IV-Präsident: "Finanziell ist es um Österreich katastrophal bestellt"

IV Präsident Georg Knill
Georg Knill über die "Pauschalausreden“ von Finanzminister Markus Marterbauer, warum Harald Mahrer ein "politisches Schwergewicht“ war und Sisyphos-Arbeit.

Zu Beginn des Jahres sagt Georg Knill im KURIER-Interview, 2025 sei „als verlorenes Jahr abzuschreiben“. Ob es dabei geblieben ist, warum Europa der Innovationskontinent ist und was dem Kapitalmarkt-Image geschadet hat. 

KURIER: Beginnen wir mit dem Positiven. Die Regierung will Mitte Jänner die Industriestrategie präsentieren. Kommt sie rechtzeitig?

Georg Knill: Avisiert war die Strategie für das Jahresende. Ich werde jetzt nicht auf ein paar Wochen herumreiten. Wichtig ist die Substanz der Industriestrategie. Noch fehlen die politischen Ansagen und Aussagen, damit wir eine klare Orientierung bekommen – vor allem, was das Kapitel Energie betrifft und mit Blick auf die Vorhaben hinsichtlich des Industriestrompreises in Deutschland. 

IV-Präsident Georg Knill

Laut Wirtschaftsministerium gibt es das Industriestrom-Konzept, doch das Finanzministerium sei säumig. 

Die Pauschalausrede von SPÖ-Finanzminister Markus Marterbauer bei vielen Themen ist, dass es keinen finanziellen Spielraum gibt.
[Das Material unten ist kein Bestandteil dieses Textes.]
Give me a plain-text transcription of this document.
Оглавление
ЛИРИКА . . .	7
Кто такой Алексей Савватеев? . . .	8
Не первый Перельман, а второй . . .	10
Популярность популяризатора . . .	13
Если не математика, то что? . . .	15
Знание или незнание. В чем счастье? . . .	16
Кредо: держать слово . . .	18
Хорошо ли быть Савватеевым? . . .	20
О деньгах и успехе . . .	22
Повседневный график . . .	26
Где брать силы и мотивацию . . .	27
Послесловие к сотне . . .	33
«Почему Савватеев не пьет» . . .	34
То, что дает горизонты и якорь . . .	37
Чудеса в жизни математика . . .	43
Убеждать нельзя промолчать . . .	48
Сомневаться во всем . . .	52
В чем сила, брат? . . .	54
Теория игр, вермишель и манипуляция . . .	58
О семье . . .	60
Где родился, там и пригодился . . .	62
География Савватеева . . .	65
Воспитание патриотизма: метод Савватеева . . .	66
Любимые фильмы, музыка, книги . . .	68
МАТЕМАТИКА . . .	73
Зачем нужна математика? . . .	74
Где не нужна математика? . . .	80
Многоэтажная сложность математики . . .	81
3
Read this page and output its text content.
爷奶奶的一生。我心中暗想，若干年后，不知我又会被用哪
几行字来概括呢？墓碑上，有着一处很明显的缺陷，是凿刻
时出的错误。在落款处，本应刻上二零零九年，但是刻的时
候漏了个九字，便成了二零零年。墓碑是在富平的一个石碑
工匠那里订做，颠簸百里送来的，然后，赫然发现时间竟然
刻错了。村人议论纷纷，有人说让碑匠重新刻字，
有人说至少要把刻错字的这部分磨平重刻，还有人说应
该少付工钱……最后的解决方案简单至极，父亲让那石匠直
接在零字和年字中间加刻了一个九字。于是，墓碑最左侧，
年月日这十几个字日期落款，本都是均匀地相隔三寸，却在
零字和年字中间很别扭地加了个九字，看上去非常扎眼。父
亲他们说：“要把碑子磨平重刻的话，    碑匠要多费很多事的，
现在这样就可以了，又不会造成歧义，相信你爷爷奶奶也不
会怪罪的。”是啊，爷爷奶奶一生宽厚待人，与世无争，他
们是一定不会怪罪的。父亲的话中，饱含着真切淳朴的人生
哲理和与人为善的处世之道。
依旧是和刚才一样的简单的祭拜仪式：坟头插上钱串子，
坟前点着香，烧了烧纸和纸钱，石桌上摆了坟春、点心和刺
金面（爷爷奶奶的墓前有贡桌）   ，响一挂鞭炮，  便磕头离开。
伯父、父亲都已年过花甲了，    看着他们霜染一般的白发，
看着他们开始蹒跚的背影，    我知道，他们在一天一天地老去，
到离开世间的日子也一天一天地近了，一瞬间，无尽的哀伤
Vielleicht sollte man einmal in die Strukturen eingreifen, um diesen Spielraum zu schaffen, weil wir uns sonst im Stillstand einzementieren.

Georg Knill  und Wirtschaftsminister Wolfgang Hattmannsdorfer

Georg Knill  und Wirtschaftsminister Wolfgang Hattmannsdorfer

Zurück zur Strategie. 

Das SAG, das Stromkostenausgleichsgesetz, das für 2025 und 2026 mit jeweils 75 Millionen Euro budgetiert, ist wesentlich. Aber wir brauchen mehr klare Ansagen bis 2030! Genau so, wie wir den Industriestrom von 5 Cent pro Kilowattstunde brauchen, wenn Deutschland seine Vorhaben wie angekündigt umsetzt. Das wäre ein Drittel von dem, was die Industrie derzeit zahlt. Wesentlich ist auch die Forschungsprämie, die von 14 auf 15 Prozent steigen soll und so etwas wie ein Abschreibungsturbo, um notwendige Investitionen wieder anzukurbeln.

Die Dreierkoalition hat 113 Entbürokratisierungsmaßnahmen beschlossen. Sind Sie zufrieden?

Es waren 600 Maßnahmen am Tisch und die 113 jetzt sind ein guter, wichtiger und richtiger Auftakt zu einer besseren und in Summe weniger Regulierung. Von Brüssel kommen aber immer wieder große Steine dazu, die uns in den Weg gelegt werden und in Österreich geben wir aufgrund der Übererfüllung der Regularien – Stichwort Gold Plating – immer neue kleine Steine dazu. Deregulierung ist eine Sisyphos-Arbeit.

Kanzler: Christian Stocker und Friedrich Merz

In Brüssel wurde gerade das Verbrenner-Aus aufgeweicht, um eine klare Haltung bei Mercosur oder den US-Zöllen wird permanent gerungen. Ist die EU entscheidungsschwach oder sind die Umstände zu schwierig?

Ursula von der Leyen ist auf dem Weg vom Green Deal zum Clean Industrial Deal zurückgerudert. Wir haben schon zu Beginn Pragmatismus eingefordert und haben dabei nie die Ziele infrage gestellt, sondern das Wie. Der Korrekturweg, den von der Leyen jetzt bestreitet, ist notwendig, um die Wettbewerbsfähigkeit zu erhalten. Die Vorreiterrolle, die Europa beim Green Deal einnehmen wollte, wird von niemandem kopiert. Das sollte zu denken geben.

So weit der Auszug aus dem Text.